Medical device manufacturer Animas, a subsidiary of Johnson & Johnson, is warning diabetic patients who use its OneTouch Ping insulin pumps about security issues that could allow hackers to deliver unauthorized doses of insulin.
The vulnerabilities were discovered by Jay Radcliffe, a security researcher at Rapid7 who is a Type I diabetic and user of the pump. The flaws primarily stem from a lack of encryption in the communication between the device’s two parts: the insulin pump itself and the meter-remote that monitors blood sugar levels and remotely tells the pump how much insulin to administer.
The pump and the meter use a proprietary wireless management protocol through radio frequency communications that are not encrypted. This exposes the system to several attacks.
First, passive attackers can snoop on the traffic and read the blood glucose results and insulin dosage data. Then, they can trivially spoof the meter to the pump because the key used to pair the two devices is transmitted in clear text.
“This vulnerability can be used to remotely dispense insulin and potentially cause the patient to have a hypoglycemic reaction,” the Rapid7 researchers said in a blog post.
A third issue is that the pump lacks protection against so-called relay attacks, where a legitimate command is intercepted and then is played back by the attacker at a later time. This allows attackers to perform an insulin bolus without special knowledge, the researchers said.
While the meter-remote is advertised to work from up to 10 meters away, it is technically possible to launch spoofing attacks from much greater distances with more powerful radio transmission gear like that used by ham radio hobbyists.
Animas has published a security notice on its website with recommendations and will also send letters to customers.
The company views the probability of unauthorized access to the One Touch Ping system as very low, saying these attacks “would require technical expertise, sophisticated equipment, and proximity to the pump.”
Concerned users can turn off the pump’s radio frequency feature, but patients will then have to enter the blood glucose readings manually because the meter will no longer be able to transmit them.
Additionally, the pump can be programmed to limit the amount of bolus insulin that can be delivered at once, over a two-hour period and per day. Attempts to exceed these settings will trigger a pump alarm and prevent bolus insulin delivery, Animas said.
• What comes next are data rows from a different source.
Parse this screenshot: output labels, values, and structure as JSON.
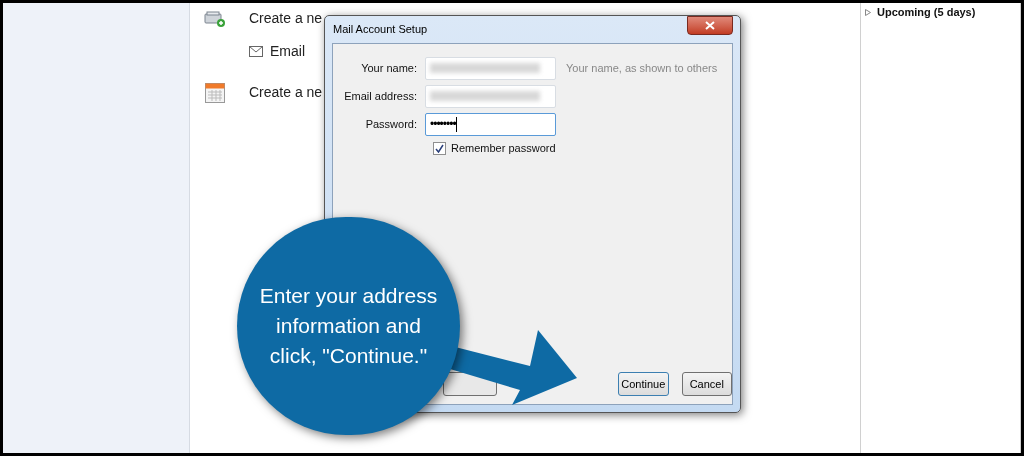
{
  "main": {
    "items": [
      {
        "kind": "address-book",
        "label": "Create a ne"
      },
      {
        "kind": "mail",
        "label": "Email"
      },
      {
        "kind": "calendar",
        "label": "Create a ne"
      }
    ]
  },
  "sidebar": {
    "section": {
      "label": "Upcoming (5 days)",
      "expanded": false
    }
  },
  "dialog": {
    "title": "Mail Account Setup",
    "fields": [
      {
        "label": "Your name:",
        "hint": "Your name, as shown to others",
        "focused": false
      },
      {
        "label": "Email address:",
        "focused": false
      },
      {
        "label": "Password:",
        "focused": true,
        "value": "••••••••"
      }
    ],
    "remember": {
      "label": "Remember password",
      "checked": true
    },
    "buttons": [
      {
        "label": "Continue",
        "default": true
      },
      {
        "label": "Cancel",
        "default": false
      }
    ]
  },
  "callout": {
    "text": "Enter your address information and click, \"Continue.\""
  }
}
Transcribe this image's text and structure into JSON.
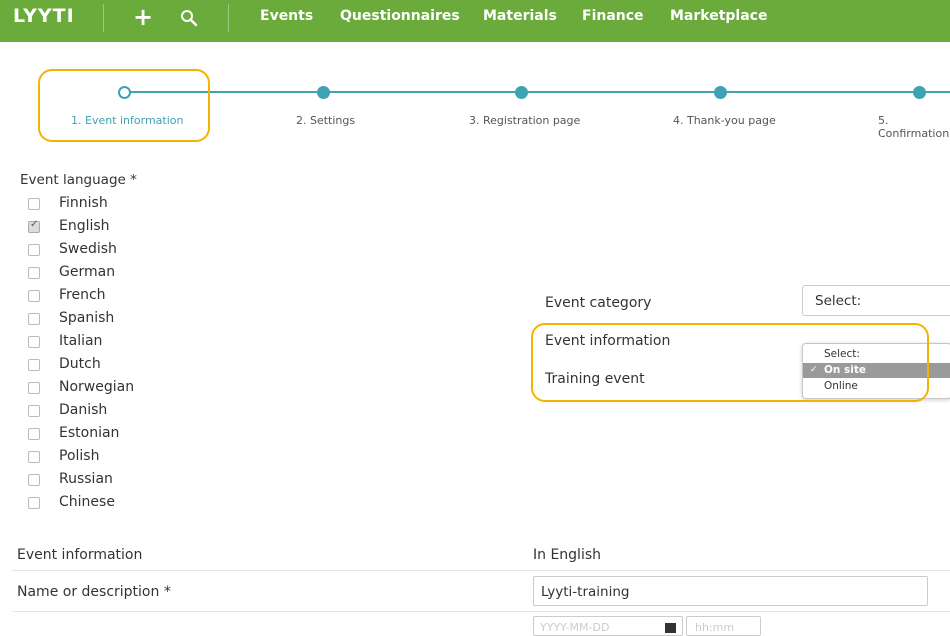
{
  "header": {
    "logo": "LYYTI",
    "add_icon_glyph": "+",
    "nav": [
      "Events",
      "Questionnaires",
      "Materials",
      "Finance",
      "Marketplace"
    ],
    "colors": {
      "bar": "#6aab3b",
      "accent": "#3fa2b4",
      "highlight": "#f2b400"
    }
  },
  "steps": [
    {
      "label": "1. Event information",
      "current": true
    },
    {
      "label": "2. Settings"
    },
    {
      "label": "3. Registration page"
    },
    {
      "label": "4. Thank-you page"
    },
    {
      "label": "5. Confirmation"
    }
  ],
  "languages": {
    "title": "Event language *",
    "items": [
      {
        "label": "Finnish",
        "checked": false
      },
      {
        "label": "English",
        "checked": true
      },
      {
        "label": "Swedish",
        "checked": false
      },
      {
        "label": "German",
        "checked": false
      },
      {
        "label": "French",
        "checked": false
      },
      {
        "label": "Spanish",
        "checked": false
      },
      {
        "label": "Italian",
        "checked": false
      },
      {
        "label": "Dutch",
        "checked": false
      },
      {
        "label": "Norwegian",
        "checked": false
      },
      {
        "label": "Danish",
        "checked": false
      },
      {
        "label": "Estonian",
        "checked": false
      },
      {
        "label": "Polish",
        "checked": false
      },
      {
        "label": "Russian",
        "checked": false
      },
      {
        "label": "Chinese",
        "checked": false
      }
    ]
  },
  "category": {
    "label": "Event category",
    "select_value": "Select:",
    "event_info_label": "Event information",
    "training_label": "Training event",
    "dropdown": {
      "options": [
        "Select:",
        "On site",
        "Online"
      ],
      "selected": "On site"
    }
  },
  "table": {
    "header_left": "Event information",
    "header_right": "In English",
    "name_label": "Name or description *",
    "name_value": "Lyyti-training",
    "date_placeholder": "YYYY-MM-DD",
    "time_placeholder": "hh:mm"
  }
}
The high or low blood sugar risks a diabetic has to deal with every day are more serious than the risks introduced by these vulnerabilities, Radcliffe said. Removing an insulin pump from a diabetic over the security issues would be comparable to never flying in an airplane because it might crash, he said.
However, “as these devices get more advanced, and eventually connect to the internet (directly or indirectly), the level of risk goes up dramatically,” the researcher warned. “This research highlights why it is so important to wait for vendors, regulators, and researchers to fully work on these highly complex devices.”
Before going public, Radcliffe worked with Animas and parent company, Johnson & Johnson, to help them understand the flaws and develop mitigations. This is in stark contrast to researchers from a company called MedSec who recently chose to share information about vulnerabilities in heart devices from St. Jude Medical with an investment research firm so the firm could short the device maker’s stock.
The security of medical devices has been a hot topic in the security research community for the past several years. Some vendors have taken notice and have launched vulnerability coordination programs, and the U.S. Food and Drug Administration actively encourages medical device manufacturers to work with security researchers.